Cette découverte permettra rapidement de dépister les patients candidats à l’immunothérapie grâce à une prise de sang permettant de rechercher des lymphocytes reconnaissant des peptides bactériens similaires à ceux du mélanome. « La possibilité de disposer de marqueurs permettant de prédire ou non la réponse à un traitement – explique le Dr Paolo Ascierto, directeur du Département Mélanome et Immunothérapie de l’INT « Fondation Pascale » – représente un aspect très important de la recherche en oncologie. De cette manière, les patients qui peuvent réellement bénéficier d’une thérapie sont sélectionnés, évitant ainsi des coûts inutiles et d’éventuels effets secondaires pour ceux qui n’en bénéficieront pas. En outre, – affirme Ascierto – cela nous permet de concentrer la recherche sur les patients qui résistent ab initio à un traitement ».
« Nos résultats ont un fort potentiel thérapeutique, si l’on considère que l’action favorable du microbiote pourrait être induite par l’administration de simples mélanges de peptides au patient. Les mêmes qui, dans un avenir pas trop lointain, pourraient être utilisés à la fois pour améliorer l’applicabilité limitée actuelle des thérapies cellulaires et comme vaccin, qui apprend au système immunitaire à reconnaître la tumeur et, en combinaison avec l’immunothérapie, à la combattre. ” conclut Nezi.

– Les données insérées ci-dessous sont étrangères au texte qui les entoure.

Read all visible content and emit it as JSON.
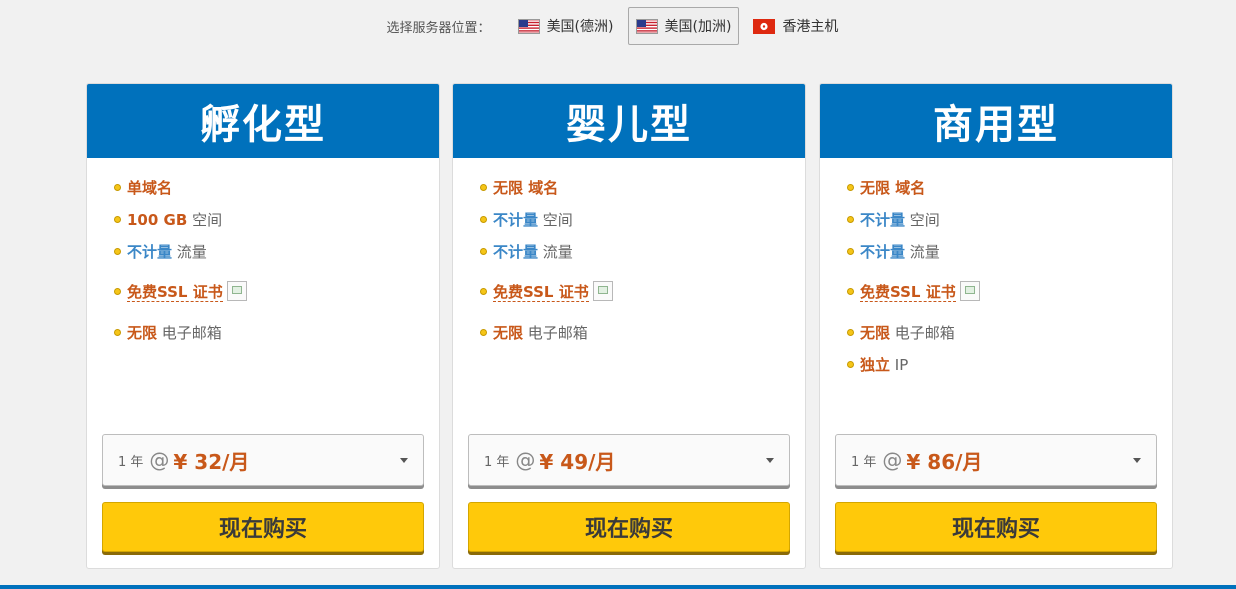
{
  "location": {
    "label": "选择服务器位置：",
    "options": [
      {
        "name": "美国(德洲)",
        "flag": "us-flag-icon",
        "active": false
      },
      {
        "name": "美国(加洲)",
        "flag": "us-flag-icon",
        "active": true
      },
      {
        "name": "香港主机",
        "flag": "hk-flag-icon",
        "active": false
      }
    ]
  },
  "colors": {
    "header": "#0071bc",
    "highlight": "#c8581a",
    "highlight_blue": "#3b87c7",
    "buy_button": "#ffc90a"
  },
  "plans": [
    {
      "title": "孵化型",
      "domain": {
        "value": "单域名",
        "unit": ""
      },
      "space": {
        "value": "100 GB",
        "unit": "空间"
      },
      "traffic": {
        "value": "不计量",
        "unit": "流量"
      },
      "ssl": "免费SSL 证书",
      "email": {
        "value": "无限",
        "unit": "电子邮箱"
      },
      "select": {
        "term": "1 年",
        "at": "@",
        "price": "¥ 32/月"
      },
      "buy": "现在购买"
    },
    {
      "title": "婴儿型",
      "domain": {
        "value": "无限 域名",
        "unit": ""
      },
      "space": {
        "value": "不计量",
        "unit": "空间"
      },
      "traffic": {
        "value": "不计量",
        "unit": "流量"
      },
      "ssl": "免费SSL 证书",
      "email": {
        "value": "无限",
        "unit": "电子邮箱"
      },
      "select": {
        "term": "1 年",
        "at": "@",
        "price": "¥ 49/月"
      },
      "buy": "现在购买"
    },
    {
      "title": "商用型",
      "domain": {
        "value": "无限 域名",
        "unit": ""
      },
      "space": {
        "value": "不计量",
        "unit": "空间"
      },
      "traffic": {
        "value": "不计量",
        "unit": "流量"
      },
      "ssl": "免费SSL 证书",
      "email": {
        "value": "无限",
        "unit": "电子邮箱"
      },
      "ip": {
        "value": "独立",
        "unit": "IP"
      },
      "select": {
        "term": "1 年",
        "at": "@",
        "price": "¥ 86/月"
      },
      "buy": "现在购买"
    }
  ]
}
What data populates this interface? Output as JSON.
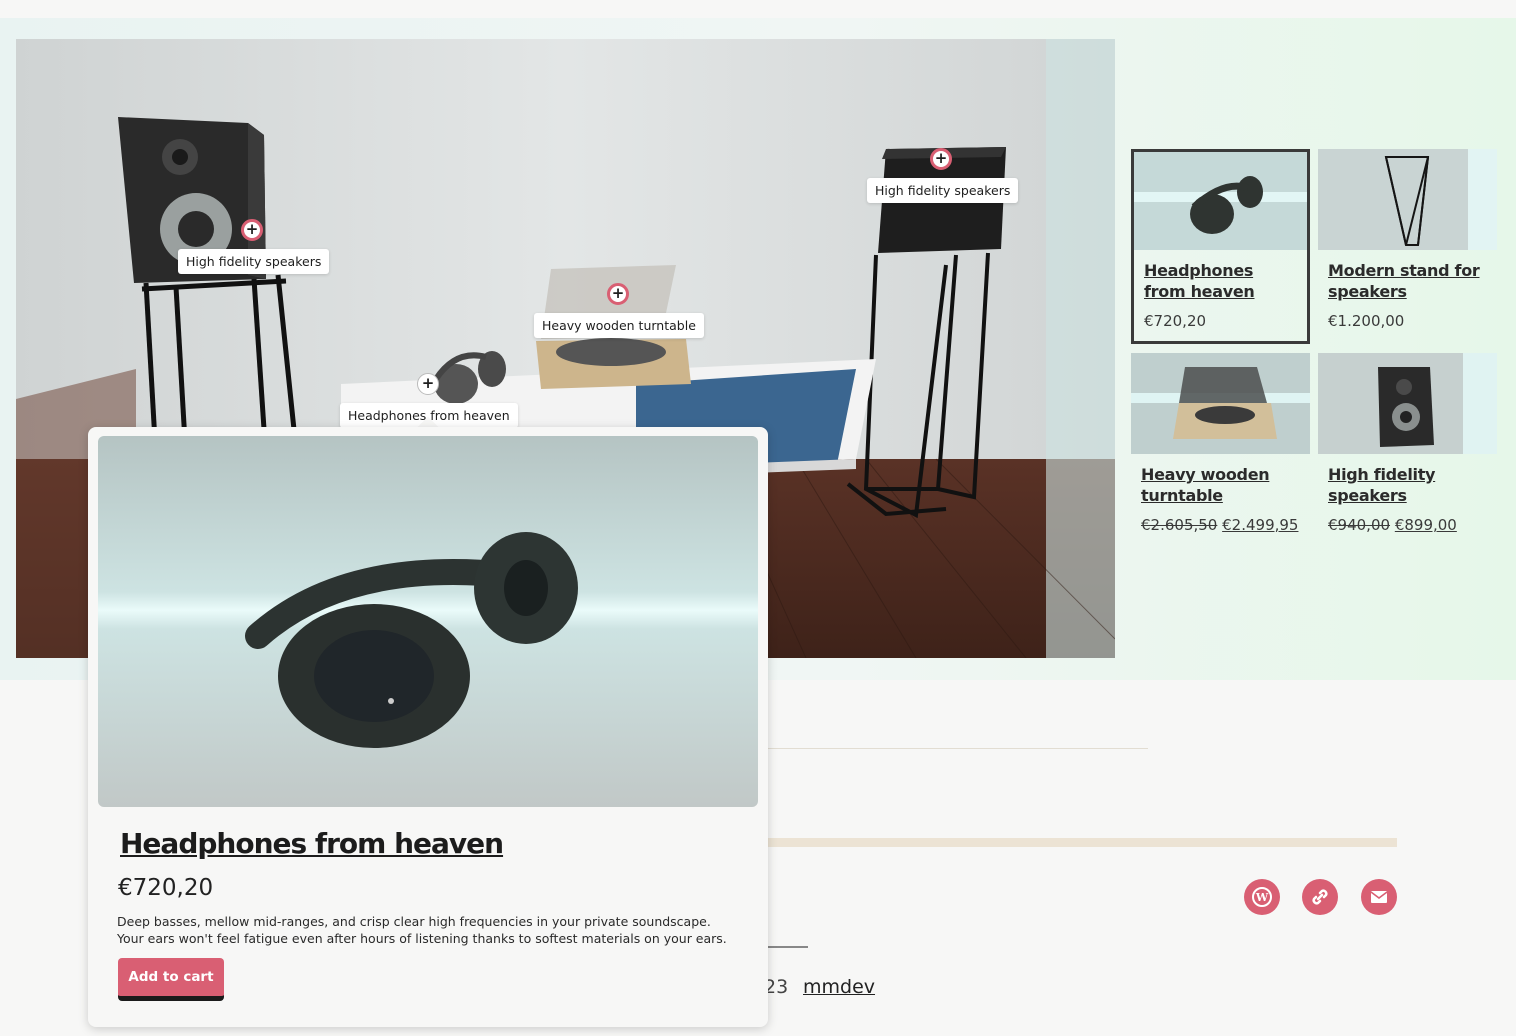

En effet, d’une analyse approfondie des gènes bactériens (métagénomique), il ressort que le microbiote intestinal des patients répondant à l’immunothérapie est enrichi de certains gènes qui conduisent à la synthèse de peptides (fragments protéiques), qui imitent exactement la structure de certains gènes. des principaux antigènes tumoraux exprimés par les cellules de mélanome. Puisque la similarité permet aux lymphocytes dirigés contre les peptides bactériens de reconnaître également leurs analogues tumoraux, l’immunité anti-tumorale est renforcée.